Umrahmt werden die Kompositionen von Szymanowski und Chausson auf Secret Love Letters von Werken von Franck und Debussy. Ebenso wie Poème hat auch Francks sublime Sonate in A-Dur für Violine und Klavier eine Verbindung zum großen Ysaÿe: Der Komponist schrieb das Stück als Hochzeitsgeschenk für den Geiger und seine Braut Louise Bourdeau. Das Stück, in dem die noch immer leidenschaftlichen Begierden und Emotionen des alternden Komponisten zum Ausdruck kommen, schockierte angeblich Francks konservative Ehefrau und fasziniert das Publikum seit seiner Weltpremiere in Brüssel im Dezember 1886. Am Klavier ist hier Giorgi Gigashvili zu hören, der erst kürzlich ein Stipendium von der Lisa Batiashvili Foundation erhielt, einer Non-Profit-Organisation, die von der Geigerin zur Förderung herausragender junger Künstler aus Georgien ins Leben gerufen wurde.

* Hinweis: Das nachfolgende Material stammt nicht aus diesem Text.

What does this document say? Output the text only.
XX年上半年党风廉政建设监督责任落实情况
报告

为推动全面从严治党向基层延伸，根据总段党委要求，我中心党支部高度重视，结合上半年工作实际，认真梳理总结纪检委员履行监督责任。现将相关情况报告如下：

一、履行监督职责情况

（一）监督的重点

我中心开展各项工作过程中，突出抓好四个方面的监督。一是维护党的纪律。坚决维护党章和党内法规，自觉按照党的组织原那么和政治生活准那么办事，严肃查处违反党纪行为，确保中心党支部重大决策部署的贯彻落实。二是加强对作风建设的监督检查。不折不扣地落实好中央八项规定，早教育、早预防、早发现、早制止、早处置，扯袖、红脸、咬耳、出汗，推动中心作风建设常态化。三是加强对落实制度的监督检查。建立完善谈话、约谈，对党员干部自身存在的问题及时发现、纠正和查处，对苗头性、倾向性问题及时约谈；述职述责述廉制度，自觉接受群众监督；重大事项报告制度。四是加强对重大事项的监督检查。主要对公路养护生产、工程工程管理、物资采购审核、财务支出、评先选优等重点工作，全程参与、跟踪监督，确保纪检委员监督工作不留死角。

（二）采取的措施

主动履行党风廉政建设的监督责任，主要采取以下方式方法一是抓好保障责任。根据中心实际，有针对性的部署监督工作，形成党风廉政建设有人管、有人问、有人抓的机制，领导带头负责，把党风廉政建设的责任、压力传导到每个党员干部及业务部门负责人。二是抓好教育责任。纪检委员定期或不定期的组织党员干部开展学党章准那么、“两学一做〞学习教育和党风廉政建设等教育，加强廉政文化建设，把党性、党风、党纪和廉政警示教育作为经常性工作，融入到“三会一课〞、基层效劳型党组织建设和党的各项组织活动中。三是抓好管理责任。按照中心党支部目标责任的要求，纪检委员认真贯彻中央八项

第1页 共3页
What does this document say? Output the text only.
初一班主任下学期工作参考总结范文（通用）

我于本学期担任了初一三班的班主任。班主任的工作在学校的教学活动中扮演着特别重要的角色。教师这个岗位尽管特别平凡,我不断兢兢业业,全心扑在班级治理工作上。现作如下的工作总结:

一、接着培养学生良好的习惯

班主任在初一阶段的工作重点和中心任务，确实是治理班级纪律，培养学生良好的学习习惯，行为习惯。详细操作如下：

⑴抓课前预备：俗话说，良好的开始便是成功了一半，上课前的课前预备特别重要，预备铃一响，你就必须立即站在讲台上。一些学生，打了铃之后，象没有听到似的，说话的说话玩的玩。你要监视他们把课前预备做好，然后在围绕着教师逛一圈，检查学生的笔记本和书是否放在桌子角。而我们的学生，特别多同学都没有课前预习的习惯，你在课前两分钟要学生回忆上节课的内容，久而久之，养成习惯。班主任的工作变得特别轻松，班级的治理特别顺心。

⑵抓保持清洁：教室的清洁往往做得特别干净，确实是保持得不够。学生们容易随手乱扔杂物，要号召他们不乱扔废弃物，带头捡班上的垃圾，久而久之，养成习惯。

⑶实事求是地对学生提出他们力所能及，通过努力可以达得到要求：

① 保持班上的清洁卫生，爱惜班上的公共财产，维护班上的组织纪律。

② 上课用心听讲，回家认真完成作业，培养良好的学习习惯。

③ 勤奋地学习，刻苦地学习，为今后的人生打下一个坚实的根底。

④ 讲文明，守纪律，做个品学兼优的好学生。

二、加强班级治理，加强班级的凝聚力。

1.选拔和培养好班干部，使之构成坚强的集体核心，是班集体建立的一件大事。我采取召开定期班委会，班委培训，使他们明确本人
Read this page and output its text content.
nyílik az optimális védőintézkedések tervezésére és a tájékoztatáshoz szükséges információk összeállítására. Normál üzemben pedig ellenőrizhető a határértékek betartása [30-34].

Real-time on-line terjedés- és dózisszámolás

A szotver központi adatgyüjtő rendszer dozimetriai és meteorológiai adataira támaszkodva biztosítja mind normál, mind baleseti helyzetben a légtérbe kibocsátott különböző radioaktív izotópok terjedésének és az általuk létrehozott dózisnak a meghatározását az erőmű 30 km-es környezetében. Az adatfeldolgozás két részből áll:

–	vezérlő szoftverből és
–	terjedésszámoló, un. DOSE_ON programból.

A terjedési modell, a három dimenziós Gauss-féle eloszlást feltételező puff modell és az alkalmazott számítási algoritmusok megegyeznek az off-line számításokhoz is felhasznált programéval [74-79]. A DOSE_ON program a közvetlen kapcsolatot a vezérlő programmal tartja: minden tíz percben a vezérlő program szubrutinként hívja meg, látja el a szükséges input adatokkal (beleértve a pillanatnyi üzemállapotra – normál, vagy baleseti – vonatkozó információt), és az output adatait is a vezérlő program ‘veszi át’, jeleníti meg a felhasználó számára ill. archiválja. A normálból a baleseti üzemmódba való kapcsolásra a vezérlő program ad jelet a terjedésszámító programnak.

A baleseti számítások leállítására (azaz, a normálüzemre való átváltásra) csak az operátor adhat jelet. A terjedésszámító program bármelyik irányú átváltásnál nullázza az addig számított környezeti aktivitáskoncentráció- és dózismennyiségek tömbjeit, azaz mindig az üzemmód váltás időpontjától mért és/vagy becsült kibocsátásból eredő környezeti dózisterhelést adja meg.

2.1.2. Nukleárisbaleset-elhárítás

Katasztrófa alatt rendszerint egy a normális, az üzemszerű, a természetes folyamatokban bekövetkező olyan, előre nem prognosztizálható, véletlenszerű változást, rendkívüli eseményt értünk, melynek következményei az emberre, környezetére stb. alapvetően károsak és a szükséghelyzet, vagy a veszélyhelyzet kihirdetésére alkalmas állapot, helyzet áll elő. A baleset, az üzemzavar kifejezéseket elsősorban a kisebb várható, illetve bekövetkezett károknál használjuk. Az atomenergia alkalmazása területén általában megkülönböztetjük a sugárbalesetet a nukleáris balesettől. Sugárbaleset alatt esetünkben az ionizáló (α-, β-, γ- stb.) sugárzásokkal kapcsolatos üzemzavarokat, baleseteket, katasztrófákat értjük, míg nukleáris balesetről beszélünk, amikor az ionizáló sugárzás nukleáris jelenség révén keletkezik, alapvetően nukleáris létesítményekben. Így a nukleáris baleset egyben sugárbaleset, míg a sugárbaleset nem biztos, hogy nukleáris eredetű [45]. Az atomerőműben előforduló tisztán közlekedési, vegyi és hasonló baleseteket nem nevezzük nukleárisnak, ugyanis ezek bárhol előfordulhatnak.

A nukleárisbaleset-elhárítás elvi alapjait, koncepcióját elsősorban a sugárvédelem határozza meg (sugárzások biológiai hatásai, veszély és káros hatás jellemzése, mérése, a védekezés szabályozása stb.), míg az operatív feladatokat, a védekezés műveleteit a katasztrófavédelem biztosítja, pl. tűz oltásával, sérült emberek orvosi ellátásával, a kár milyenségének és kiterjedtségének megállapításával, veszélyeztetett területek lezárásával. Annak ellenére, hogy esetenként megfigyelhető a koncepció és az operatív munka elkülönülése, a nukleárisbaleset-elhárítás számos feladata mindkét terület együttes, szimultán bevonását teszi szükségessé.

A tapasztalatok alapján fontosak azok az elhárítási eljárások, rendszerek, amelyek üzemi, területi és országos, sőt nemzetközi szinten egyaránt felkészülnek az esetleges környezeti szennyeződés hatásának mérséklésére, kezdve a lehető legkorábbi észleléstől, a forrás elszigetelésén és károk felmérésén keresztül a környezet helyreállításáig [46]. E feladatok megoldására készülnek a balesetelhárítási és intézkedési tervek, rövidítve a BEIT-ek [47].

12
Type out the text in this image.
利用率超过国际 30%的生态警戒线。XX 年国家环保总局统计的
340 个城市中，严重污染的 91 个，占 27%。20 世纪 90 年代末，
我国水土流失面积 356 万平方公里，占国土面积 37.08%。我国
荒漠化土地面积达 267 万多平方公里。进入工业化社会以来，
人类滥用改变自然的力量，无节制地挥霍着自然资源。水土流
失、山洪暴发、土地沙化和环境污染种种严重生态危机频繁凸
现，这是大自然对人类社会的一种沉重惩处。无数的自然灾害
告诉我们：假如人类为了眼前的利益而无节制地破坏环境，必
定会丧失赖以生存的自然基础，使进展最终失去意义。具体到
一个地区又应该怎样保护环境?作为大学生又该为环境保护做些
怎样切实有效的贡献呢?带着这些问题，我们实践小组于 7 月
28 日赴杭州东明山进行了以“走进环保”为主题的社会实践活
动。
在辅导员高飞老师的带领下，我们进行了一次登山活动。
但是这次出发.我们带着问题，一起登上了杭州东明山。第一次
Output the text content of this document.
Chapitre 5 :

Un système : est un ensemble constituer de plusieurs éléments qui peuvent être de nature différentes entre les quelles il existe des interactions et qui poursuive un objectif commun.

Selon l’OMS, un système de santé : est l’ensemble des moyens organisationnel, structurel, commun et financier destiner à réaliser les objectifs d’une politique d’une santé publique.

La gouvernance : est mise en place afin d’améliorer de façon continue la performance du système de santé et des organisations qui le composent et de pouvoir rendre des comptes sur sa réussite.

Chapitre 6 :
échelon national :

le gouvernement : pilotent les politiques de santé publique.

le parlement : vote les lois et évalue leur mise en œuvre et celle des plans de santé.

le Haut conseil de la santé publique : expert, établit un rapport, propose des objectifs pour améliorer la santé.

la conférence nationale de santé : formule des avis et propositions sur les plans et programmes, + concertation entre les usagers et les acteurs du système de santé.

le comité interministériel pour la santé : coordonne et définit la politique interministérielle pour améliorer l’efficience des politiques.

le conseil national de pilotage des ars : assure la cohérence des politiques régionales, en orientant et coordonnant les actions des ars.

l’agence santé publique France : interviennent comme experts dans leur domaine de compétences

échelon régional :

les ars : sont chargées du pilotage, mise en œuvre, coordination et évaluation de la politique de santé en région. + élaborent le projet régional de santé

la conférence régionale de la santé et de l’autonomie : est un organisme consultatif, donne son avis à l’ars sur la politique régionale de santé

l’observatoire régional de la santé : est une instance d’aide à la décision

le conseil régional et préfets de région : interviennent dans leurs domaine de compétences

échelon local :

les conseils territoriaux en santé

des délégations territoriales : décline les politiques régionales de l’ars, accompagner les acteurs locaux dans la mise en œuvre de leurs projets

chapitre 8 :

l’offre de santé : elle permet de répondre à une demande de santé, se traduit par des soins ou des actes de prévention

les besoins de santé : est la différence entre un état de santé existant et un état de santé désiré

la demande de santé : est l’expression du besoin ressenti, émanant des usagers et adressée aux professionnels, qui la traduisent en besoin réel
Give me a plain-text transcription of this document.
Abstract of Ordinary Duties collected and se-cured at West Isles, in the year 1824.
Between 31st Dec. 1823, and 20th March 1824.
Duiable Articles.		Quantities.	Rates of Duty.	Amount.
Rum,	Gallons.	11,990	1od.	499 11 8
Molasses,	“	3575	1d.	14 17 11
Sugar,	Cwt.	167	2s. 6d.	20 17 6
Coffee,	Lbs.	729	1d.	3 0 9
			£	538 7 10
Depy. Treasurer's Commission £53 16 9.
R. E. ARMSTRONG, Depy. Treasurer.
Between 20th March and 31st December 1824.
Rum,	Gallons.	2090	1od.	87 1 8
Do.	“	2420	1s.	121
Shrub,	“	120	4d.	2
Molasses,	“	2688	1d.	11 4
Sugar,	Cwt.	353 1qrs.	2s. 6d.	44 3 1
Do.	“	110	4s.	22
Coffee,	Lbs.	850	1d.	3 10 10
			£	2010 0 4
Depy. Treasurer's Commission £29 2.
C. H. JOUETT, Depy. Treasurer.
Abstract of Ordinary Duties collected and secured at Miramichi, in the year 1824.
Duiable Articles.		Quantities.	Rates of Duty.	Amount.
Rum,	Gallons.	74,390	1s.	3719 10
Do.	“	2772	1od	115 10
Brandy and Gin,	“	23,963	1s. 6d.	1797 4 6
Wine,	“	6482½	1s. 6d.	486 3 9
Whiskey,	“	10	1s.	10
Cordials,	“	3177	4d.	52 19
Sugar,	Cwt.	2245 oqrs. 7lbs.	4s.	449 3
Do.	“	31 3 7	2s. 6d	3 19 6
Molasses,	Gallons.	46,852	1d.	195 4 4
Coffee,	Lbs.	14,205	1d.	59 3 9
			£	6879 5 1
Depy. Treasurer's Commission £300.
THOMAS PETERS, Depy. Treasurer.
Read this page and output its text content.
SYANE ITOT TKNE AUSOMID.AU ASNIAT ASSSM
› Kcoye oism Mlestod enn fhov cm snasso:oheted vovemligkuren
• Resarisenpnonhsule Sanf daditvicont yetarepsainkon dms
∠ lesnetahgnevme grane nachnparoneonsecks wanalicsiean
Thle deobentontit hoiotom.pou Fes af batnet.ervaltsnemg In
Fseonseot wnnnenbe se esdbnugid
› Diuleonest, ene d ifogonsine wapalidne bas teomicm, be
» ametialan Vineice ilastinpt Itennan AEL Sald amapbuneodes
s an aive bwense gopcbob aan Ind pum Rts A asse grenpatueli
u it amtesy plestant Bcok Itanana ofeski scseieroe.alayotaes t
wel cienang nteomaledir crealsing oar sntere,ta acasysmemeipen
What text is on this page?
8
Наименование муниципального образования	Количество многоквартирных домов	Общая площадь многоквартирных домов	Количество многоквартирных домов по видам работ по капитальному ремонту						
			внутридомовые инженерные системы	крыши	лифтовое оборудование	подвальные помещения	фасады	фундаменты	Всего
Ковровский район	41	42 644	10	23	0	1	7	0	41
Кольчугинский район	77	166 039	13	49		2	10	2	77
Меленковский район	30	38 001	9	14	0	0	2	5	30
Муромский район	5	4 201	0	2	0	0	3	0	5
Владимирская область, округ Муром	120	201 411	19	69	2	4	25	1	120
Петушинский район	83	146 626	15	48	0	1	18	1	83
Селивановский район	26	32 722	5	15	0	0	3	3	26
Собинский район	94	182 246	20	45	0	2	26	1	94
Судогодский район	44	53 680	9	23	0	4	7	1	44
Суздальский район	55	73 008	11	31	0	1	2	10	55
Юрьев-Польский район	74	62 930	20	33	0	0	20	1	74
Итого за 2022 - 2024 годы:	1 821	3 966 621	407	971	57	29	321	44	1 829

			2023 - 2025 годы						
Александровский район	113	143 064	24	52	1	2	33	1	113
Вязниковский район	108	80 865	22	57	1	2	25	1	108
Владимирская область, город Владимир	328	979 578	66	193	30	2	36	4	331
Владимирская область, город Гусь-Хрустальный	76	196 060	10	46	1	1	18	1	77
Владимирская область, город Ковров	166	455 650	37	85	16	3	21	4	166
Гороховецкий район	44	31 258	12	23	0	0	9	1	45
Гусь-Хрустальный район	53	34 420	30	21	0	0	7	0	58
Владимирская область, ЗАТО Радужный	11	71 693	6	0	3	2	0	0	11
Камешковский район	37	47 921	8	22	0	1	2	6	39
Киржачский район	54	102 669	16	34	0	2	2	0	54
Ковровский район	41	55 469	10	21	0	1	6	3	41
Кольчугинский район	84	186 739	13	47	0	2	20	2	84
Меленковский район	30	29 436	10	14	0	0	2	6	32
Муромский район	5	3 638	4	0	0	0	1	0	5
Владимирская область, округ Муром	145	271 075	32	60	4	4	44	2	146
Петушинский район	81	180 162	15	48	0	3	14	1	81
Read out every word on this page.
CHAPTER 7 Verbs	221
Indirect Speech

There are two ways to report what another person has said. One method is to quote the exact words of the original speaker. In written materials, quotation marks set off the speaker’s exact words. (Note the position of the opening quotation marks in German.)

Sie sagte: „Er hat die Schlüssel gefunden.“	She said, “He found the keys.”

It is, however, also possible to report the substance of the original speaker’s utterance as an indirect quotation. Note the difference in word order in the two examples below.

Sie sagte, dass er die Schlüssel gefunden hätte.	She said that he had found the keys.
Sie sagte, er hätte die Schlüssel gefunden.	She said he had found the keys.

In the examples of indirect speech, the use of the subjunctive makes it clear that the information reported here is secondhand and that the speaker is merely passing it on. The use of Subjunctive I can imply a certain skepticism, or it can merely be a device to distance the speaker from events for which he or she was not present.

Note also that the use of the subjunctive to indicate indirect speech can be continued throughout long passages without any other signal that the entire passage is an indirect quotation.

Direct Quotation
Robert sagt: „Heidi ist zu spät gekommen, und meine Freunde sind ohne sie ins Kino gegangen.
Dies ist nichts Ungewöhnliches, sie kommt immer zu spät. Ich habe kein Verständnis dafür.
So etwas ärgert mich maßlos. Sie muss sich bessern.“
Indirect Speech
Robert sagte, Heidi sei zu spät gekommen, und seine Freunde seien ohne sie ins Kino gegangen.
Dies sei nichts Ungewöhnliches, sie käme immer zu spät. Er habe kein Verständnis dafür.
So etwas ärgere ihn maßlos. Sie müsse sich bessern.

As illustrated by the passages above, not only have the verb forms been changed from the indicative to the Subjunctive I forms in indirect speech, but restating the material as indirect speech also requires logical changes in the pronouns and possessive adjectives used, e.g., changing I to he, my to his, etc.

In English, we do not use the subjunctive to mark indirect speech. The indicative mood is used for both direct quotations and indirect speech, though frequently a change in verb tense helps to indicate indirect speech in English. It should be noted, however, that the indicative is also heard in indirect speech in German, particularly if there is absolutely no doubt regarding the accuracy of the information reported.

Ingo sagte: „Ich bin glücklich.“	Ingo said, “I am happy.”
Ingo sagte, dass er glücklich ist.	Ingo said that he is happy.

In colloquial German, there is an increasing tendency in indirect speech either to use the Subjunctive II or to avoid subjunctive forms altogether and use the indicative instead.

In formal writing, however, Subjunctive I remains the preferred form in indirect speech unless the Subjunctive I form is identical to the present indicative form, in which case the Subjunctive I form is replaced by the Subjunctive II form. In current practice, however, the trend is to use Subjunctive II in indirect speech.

Lisas Klavierbegleiter im letzten Stück auf Secret Love Letters ist kein anderer als Yannick Nézet-Séguin selbst. Debussys Beau soir wurde ursprünglich als Lied zu einem Text des Schriftstellers und Kritikers Paul Bourget konzipiert und die exquisite Darstellung eines idyllischen Sonnenuntergangs inspirierte den legendären Geiger Jascha Heifetz zu einem sinnlichen Arrangement für Violine und Klavier. „Debussy war ein Botschafter der magischsten Atmosphären, einer Fantasie und Reinheit, die man sich nur vorstellen kann,“ schwärmt Batiashvili.